We just want to enjoy our time with the boys as much as we can, but she never lets up.

OP posts:
Testingthetimes · 05/10/2024 12:57

This sounds awful.
i don’t know about the app and what constitutes abuse:harassment but if this has been going for a while then I would seek legal advice. It isn’t sustainable to live with stress like that and you have to protect you and your DHs mental health.
how old are the kids? How many years have you got left needing contact with her?

piscofrisco · 05/10/2024 12:59

We are trying to go back to court. But they ask you to mediate first, which she says she will then doesn't respond to the meeting requests. Plus expense. Stress. The discussions she has with the boys where she frames it as 'dad taking me to court, etc etc).

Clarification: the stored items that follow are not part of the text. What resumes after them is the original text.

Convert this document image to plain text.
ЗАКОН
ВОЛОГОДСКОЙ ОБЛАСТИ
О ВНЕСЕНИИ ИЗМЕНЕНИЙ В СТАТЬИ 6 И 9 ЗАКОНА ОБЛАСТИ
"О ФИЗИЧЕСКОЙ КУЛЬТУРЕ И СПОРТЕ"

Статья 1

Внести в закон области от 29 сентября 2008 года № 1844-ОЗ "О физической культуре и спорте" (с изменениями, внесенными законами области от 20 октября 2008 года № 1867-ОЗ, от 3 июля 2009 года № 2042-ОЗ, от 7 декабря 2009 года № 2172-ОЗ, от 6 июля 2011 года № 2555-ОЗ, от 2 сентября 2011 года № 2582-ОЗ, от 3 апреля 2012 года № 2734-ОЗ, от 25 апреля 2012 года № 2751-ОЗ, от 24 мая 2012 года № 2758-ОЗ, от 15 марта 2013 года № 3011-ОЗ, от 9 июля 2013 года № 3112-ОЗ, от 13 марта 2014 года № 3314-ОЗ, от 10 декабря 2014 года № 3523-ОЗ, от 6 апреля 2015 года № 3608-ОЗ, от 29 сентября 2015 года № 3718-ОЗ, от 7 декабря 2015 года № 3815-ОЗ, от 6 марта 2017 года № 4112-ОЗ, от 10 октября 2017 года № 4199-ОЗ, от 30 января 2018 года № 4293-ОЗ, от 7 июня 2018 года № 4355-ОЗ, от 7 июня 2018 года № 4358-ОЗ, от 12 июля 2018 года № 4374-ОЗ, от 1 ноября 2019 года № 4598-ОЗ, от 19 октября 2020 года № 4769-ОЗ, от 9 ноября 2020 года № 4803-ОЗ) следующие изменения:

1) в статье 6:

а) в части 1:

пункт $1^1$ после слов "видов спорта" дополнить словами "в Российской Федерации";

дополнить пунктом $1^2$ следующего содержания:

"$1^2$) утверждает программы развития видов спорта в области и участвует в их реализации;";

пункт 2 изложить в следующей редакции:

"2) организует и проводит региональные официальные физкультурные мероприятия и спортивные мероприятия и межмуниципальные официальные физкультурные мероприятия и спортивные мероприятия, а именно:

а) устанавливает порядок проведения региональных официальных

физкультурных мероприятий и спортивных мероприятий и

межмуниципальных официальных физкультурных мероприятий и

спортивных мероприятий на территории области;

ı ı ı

It's already pushing us to the limit in every way tbh.

OP posts:
piscofrisco · 05/10/2024 13:00

They are 10 and 12

OP posts:
Marblesbackagain · 05/10/2024 13:11

Yes the format doesn't matter. Take screenshots. Sorry you are at end of that attitude.

Gladicalled · 05/10/2024 13:18

Yes it can.

It’s not like she is bombarding him with messages just about the kids activities or something. Which might be harder.

But she is being abusive and using the app to do it.

pikkumyy77 · 05/10/2024 13:23

As an interim move why don’t you take over the whatsapp and just relay necessary/polite messages frim her to him. Only respond with non comittal things like “noted” or “ok”. But definitely screenshot everything.

SprigatitoYouAndIKnow · 05/10/2024 13:26

Yes, harassment is still harassment through an app. What is ge going back to court over if he already has 50/50?

piscofrisco · 05/10/2024 16:06

Travel- we do it all. Great expense in terms of time and cost.
And she has now enrolled DS2 in a second football team (her boyfriend having fallen out with the coach at his first) for which training falls on a Friday night. She declared we would not be getting the children until 7.30 on a Friday evening on our weekends (court order says 5). It's an hours journey back so they wouldn't be back til 8.30. (And it's a two hour round trip for us already a bit much at the end of a long working week, for both us and two tired boys-making it later makes something shit pretty unbearable for all). It prevents us from doing anything at all on a Friday night, which is our only real family night, as both DD's work, plus we spend all day Saturday and Sunday pretty much ferrying the boys to games.

We had already moved round our whole routine including working hours for both of us to allow them to play for the original
Team she enrolled them in (and took them to before even discussing it so to them it was a done deal). It's not possible for us to do that again.

OP posts:
NorthernSpirit · 05/10/2024 16:07

My now DH was bombarded with vitriolic ranting text messages & emails from his EW (10 years after he got divorced). The abuse was so bad it was raised in court and a judge deemed her communication to be abusive.

The judge wrote it into their contact order that she was only allowed to email (no calls or text messages) on a special email address to him (which he would then periodically check).

She started to slip in a ‘contact book’ with the kids on handovers which the kids referred to as ‘mummy’s shouty book’.

It is abusive, but it’s hard to prove.

My advice would be ‘grey rock’ all comms every single time (look it up). When these volatile people don’t get a rise they soon get bored.

cuddlebear · 06/10/2024 19:09

Can he block her on the app? If not, just come off it.